Let $K$ be a compact subset of $\mathbb{R}^n$. Choose a finite open cover $\{B_i\}_{i=1,\dots,k}$ so that $K\subset \bigcup_{i=1}^k B_i$. Take a partition of unity $\{\zeta_1,\dots,\zeta_k\}$ so that $\zeta_i \in C^\infty_c(B_i)$, $\mathrm{supp}\, \zeta _i \subset B_i$ for all $1\leq i\leq k$ and $\sum_{i=1}^k \zeta_i =1$ on $K$.
Here is my question. Suppose that $\zeta_i u \in W^{2,2}(B_i)$. Can we say that $u\in W^{2,2}(K)$? It seems to be wrong, but I cannot find exact counterexamples.
Thanks for your time.
It is true that $u\in W^{2,2}(K)$ due to the simple fact that $u=\sum \zeta_i u$ since $\sum \zeta_i=1$ on $K$. This is different from being in $W^{2,2}_{loc}$ however; that would mean that for any compactly contained subset of $K$, say $V$, then the restriction of $u$ to $V$ lies in the Sobolev space.

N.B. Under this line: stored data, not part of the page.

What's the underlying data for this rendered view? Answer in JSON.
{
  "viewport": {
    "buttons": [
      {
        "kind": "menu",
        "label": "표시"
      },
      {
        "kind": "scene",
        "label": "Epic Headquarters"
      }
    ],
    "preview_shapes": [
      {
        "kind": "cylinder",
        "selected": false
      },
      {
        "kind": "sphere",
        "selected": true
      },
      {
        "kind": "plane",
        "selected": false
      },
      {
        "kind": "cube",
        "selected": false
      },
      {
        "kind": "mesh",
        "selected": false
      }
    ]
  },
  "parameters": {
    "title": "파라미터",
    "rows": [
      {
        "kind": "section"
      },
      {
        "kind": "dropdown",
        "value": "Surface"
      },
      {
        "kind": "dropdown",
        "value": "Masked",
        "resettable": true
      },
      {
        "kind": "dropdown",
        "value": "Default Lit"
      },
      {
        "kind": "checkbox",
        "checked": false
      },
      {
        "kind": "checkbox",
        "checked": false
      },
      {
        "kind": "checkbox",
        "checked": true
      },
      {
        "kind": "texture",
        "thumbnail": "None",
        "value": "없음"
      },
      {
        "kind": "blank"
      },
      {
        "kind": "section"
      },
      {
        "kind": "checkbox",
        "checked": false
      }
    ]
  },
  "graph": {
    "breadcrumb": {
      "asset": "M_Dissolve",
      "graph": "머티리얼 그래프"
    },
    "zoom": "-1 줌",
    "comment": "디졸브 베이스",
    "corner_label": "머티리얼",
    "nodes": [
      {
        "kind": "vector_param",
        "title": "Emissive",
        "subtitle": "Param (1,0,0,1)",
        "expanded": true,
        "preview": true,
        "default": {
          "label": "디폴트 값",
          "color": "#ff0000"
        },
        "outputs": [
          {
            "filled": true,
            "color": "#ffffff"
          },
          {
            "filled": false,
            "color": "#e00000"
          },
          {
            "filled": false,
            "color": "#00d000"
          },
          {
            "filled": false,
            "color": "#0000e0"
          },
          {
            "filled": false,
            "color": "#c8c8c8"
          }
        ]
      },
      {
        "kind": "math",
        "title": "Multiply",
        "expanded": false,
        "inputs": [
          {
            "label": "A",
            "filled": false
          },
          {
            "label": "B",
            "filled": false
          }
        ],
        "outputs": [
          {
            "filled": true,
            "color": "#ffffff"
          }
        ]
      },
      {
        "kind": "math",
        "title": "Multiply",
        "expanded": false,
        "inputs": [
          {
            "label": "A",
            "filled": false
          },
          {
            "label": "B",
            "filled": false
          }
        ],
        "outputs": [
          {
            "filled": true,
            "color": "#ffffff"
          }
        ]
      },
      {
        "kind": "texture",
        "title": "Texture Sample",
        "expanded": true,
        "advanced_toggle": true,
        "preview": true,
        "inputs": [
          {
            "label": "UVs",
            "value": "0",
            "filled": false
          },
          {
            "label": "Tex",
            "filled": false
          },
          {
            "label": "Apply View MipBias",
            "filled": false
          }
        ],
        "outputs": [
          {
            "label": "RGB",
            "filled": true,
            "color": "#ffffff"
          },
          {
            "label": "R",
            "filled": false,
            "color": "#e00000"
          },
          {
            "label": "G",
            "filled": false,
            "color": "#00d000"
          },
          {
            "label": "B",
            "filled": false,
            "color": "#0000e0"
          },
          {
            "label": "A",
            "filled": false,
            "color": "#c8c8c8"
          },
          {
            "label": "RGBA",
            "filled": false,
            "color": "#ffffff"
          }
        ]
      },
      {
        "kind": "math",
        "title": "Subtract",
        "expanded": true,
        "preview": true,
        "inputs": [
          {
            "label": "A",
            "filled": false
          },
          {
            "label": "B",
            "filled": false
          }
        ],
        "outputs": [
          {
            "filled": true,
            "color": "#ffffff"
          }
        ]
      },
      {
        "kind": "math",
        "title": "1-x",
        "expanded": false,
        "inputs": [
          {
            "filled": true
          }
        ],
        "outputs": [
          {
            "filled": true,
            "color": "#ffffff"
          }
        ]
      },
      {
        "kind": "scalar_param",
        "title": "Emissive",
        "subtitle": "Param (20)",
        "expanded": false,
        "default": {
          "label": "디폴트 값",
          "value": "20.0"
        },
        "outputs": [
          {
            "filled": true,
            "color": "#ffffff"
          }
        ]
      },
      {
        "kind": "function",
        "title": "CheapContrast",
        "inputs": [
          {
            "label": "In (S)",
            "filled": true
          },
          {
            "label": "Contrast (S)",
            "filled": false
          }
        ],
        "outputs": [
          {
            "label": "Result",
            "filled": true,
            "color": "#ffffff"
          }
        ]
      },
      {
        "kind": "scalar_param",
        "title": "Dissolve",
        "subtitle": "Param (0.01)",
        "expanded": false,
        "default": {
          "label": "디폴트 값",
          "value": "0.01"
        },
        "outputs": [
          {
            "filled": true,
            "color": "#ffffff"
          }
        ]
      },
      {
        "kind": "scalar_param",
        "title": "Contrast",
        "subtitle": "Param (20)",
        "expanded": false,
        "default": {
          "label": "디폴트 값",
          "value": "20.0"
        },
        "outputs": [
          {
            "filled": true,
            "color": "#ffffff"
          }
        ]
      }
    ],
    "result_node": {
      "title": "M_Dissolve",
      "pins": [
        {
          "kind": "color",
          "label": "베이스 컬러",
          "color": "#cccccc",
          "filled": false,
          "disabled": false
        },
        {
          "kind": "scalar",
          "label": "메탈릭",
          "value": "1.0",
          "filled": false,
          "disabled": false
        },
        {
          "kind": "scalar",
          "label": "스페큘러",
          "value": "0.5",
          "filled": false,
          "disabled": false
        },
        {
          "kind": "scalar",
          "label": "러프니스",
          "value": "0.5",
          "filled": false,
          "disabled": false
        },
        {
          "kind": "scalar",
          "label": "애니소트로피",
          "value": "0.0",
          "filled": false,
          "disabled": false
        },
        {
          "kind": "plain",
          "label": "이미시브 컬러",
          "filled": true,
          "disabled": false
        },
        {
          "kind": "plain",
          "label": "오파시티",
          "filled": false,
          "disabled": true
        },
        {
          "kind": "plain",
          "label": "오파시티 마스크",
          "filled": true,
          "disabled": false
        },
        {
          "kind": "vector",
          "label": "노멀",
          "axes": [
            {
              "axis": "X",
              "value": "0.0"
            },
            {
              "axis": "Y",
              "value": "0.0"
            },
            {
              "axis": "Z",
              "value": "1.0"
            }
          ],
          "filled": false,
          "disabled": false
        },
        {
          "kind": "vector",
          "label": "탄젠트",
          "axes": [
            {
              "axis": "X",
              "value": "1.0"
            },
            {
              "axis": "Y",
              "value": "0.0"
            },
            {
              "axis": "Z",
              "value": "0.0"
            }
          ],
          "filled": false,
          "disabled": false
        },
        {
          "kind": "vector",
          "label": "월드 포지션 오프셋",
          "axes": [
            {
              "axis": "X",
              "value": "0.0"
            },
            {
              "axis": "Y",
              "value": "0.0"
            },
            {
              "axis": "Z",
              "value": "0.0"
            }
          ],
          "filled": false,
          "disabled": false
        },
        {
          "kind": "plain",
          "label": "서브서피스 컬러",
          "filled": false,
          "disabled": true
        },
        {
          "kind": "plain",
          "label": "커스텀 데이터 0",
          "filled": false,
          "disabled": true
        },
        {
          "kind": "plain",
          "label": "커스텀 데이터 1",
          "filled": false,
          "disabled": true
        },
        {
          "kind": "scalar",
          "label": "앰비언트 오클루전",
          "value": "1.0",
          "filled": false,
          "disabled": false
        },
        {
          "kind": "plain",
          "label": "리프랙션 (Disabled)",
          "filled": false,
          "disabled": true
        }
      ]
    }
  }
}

An example of a function in $W^{2,2}_{loc}$ but not in $W^{2,2}$ can be seen by e.g. $f(x)=x^{-2}$ on $K=[0,1]$. This is not even in $L^2$, but $f$ and its derivatives are easily seen to be in $L^2_{loc}$ since any compactly contained subset is bounded away from 0.